The shot sounded, and he felt the familiar burn of a bullet enter his body just below his ribs on his left side. He kept moving as his boys sounded off in shock and outrage.
Or he would have kept moving had Dmitri not banded a heavy arm around his waist and jerked him around so he was facing in the opposite direction. His byki gave Sergei his back so any shots that followed would go through him before they reached Vasily.
“You fuck! What are you doing?” Dmitri shouted in Russian. He was looking over his shoulder. “What the fuck have you done here? Women and children, Sergei? Innocent people? This man?” The roar of his voice blocked up Vasily’s ears. “And all because you feel guilty for being inside a whore while your wife and son were snatched?
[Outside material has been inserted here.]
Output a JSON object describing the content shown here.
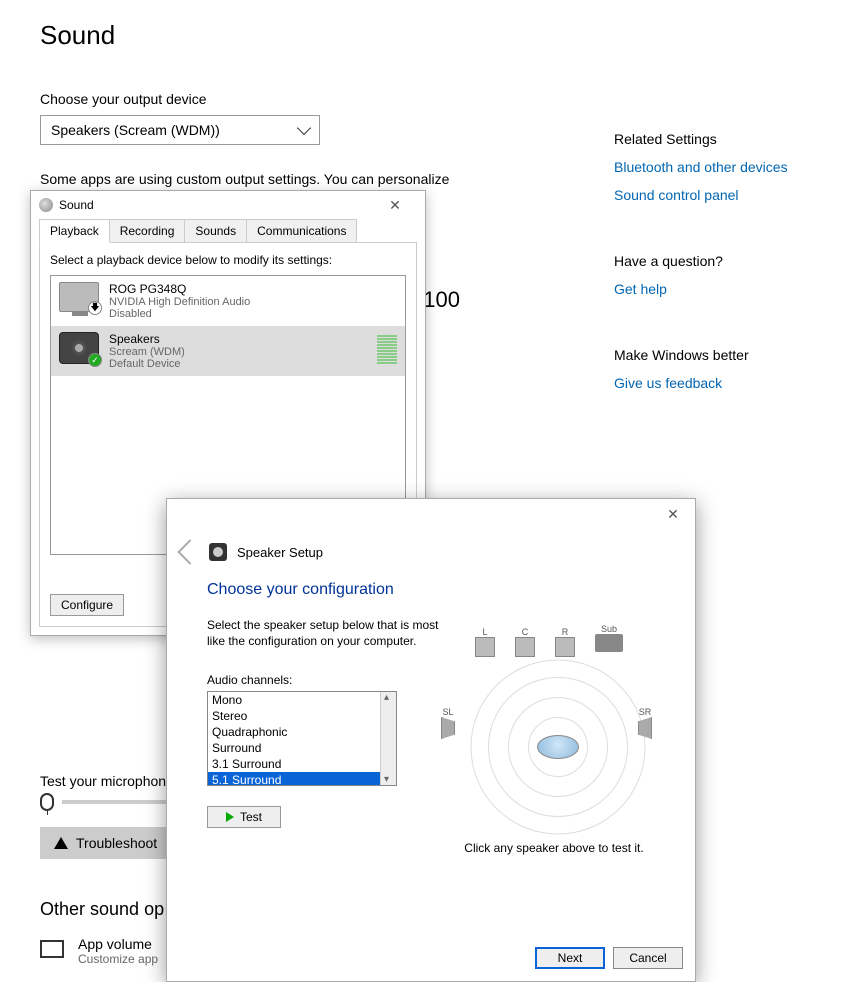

You should have manned the fuck up and owned what you did!”
Vasily shook Dmitri off and had to bite back a groan when the effort chewed into his wound like a hungry lion.
“And you,” Dmitri continued, pointing at Artur. “Did you look into his history at all before you offered your aid? Are you even aware it was your whore he was fucking at the time?” Maksim had come across that tidbit yesterday.
While Sergei’s “friends” turned livid eyes on him, Vasily met Yana’s terrified stare and tried to communicate how sorry he was that this was going to happen.
♦ ♦ ♦
As Alek looked on in disbelief, watching a dark spot spread on his uncle’s black shirt, he remembered a time a neighborhood dog had taken his legs out from under him as he’d run to Vasily’s car that had pulled up to the curb in front of their house. He’d torn his knee to shreds in the fall, and by the time he’d gotten up and carried on, there’d been a stream of blood running down into his sock. Vasily had scooped his ten-year-old ass up and kissed both his cheeks before looking at his leg. You are not crying. Why? Alek had shrugged, biting his lip as hard as he could to hold back the tears he wouldn’t let fall in front of his hero. You are a better man than I will ever be. If that was my knee, I would be calling for my mama by now. He’d tucked Alek’s face into his neck and taken him into the house to patch him up.